片腕が焦げる一方で、渾身の一撃を込めるように強く握る。

"アイツ"を連想させるような鎖に向けて、全身全霊の憎しみを込めて、鎖を叩く。


「なら、こんな腐った世界よりも、元の世界でお前に本物のアイリスの花を見せてやりたいと思ったんだよ!!」

「本当に・・・本当なの・・・?」


叩くたびに紅いスパークが強くなり、痛みも強くなる。

だが、そんなこと知ったことか、こんな所で一生一人で寂しいの思いで過ごすなら、広い世界を見せてやりたい。
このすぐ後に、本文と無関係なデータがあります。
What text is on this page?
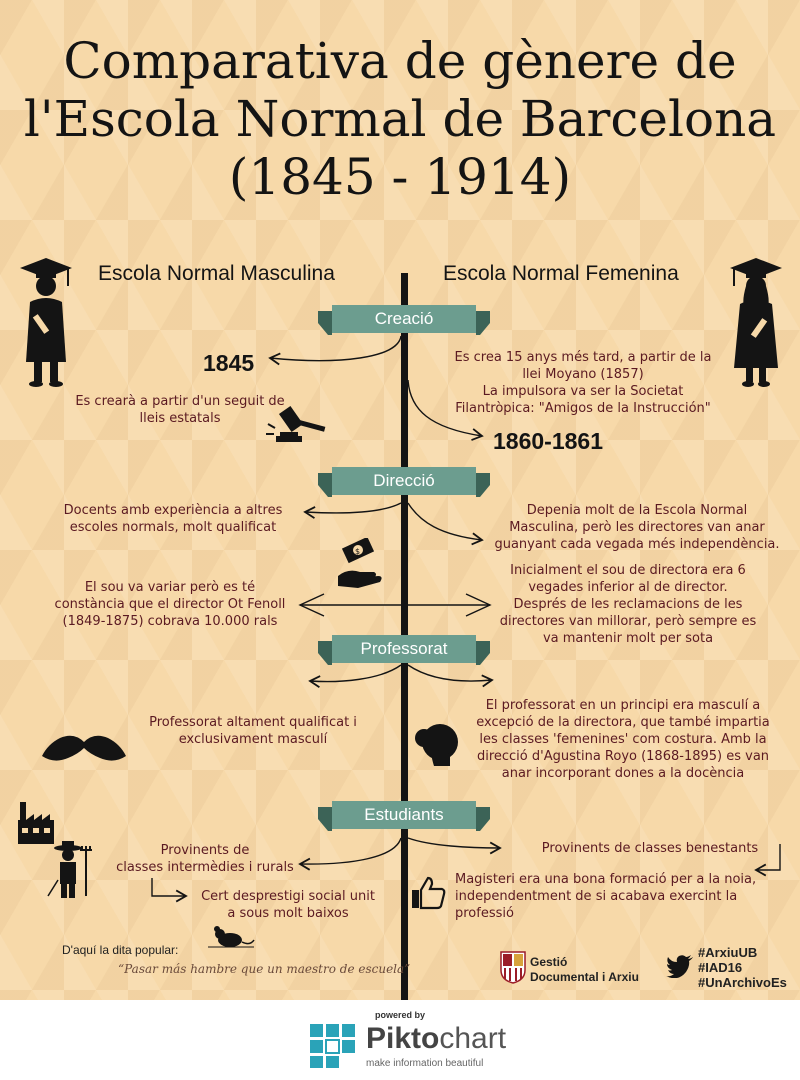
Comparativa de gènere de l'Escola Normal de Barcelona (1845 - 1914)
Escola Normal Masculina	Escola Normal Femenina
Creació
Direcció
Professorat
Estudiants
1845
Es crearà a partir d'un seguit de
lleis estatals
Es crea 15 anys més tard, a partir de la
llei Moyano (1857)
La impulsora va ser la Societat
Filantròpica: "Amigos de la Instrucción"
1860-1861
Docents amb experiència a altres
escoles normals, molt qualificat
Depenia molt de la Escola Normal
Masculina, però les directores van anar
guanyant cada vegada més independència.
El sou va variar però es té
constància que el director Ot Fenoll
(1849-1875) cobrava 10.000 rals
Inicialment el sou de directora era 6
vegades inferior al de director.
Després de les reclamacions de les
directores van millorar, però sempre es
va mantenir molt per sota
Professorat altament qualificat i
exclusivament masculí
El professorat en un principi era masculí a
excepció de la directora, que també impartia
les classes 'femenines' com costura. Amb la
direcció d'Agustina Royo (1868-1895) es van
anar incorporant dones a la docència
Provinents de
classes intermèdies i rurals
Cert desprestigi social unit
a sous molt baixos
Provinents de classes benestants
Magisteri era una bona formació per a la noia,
independentment de si acabava exercint la
professió
D'aquí la dita popular:
“Pasar más hambre que un maestro de escuela”	Gestió
Documental i Arxiu
#ArxiuUB
#IAD16
#UnArchivoEs
$
powered by
Piktochart
make information beautiful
「だから、悲しそうな顔すんな、自分で言うのもあれだけどさ!せっかく気に入った名前貰ったなら、花の名前通りにちゃんと幸せになりやがれ!」


その一声に乗せ、ナイフを振る。

パキンと甲高い音が鳴り響く。

鎖が壊れ、同時に愛用していた短刀が壊れる。


「これで良し、あーあ、愛用してたんだけどなぁ。」


焦げた臭いが充満するならか、力尽きるように地面に倒れる。

痛みとか、そういうのはどうでも良かった。

地面に大の字で倒れると、何かが飛び込んでくる、影が見えた。


「ヨウイチ・・・!」


アイリスだった。

涙を流しながら、抱き着く。

急な事にびっくりし、ナイフを持っていたため注意をする。


「うおっと!急に抱き着くな!ナイフ持ってるだろ、危ないだろうが!」

「ご、ごめんなさい・・・」


しかし、怒られてしまってシュンとしてしまう。


「ったく、いくぞ、アイリス」

「わ、わかった!」


黒杉はアイリスが流した涙を拭き、頭を撫でる。

そのまま、しばらくして、立ち上がる。

アイリスの手を引いて立ち上がらせると、久しぶりに地面に立ったのか、身体が少しよろめく。

そのよろめく身体をしっかり黒杉が抱き抑えた。


「ありがとう・・・」

「さぁ、生きてここから出るぞ」

「うん・・・!」


そして、黒杉に新たな仲間ができ、二人の旅が始まったのだった。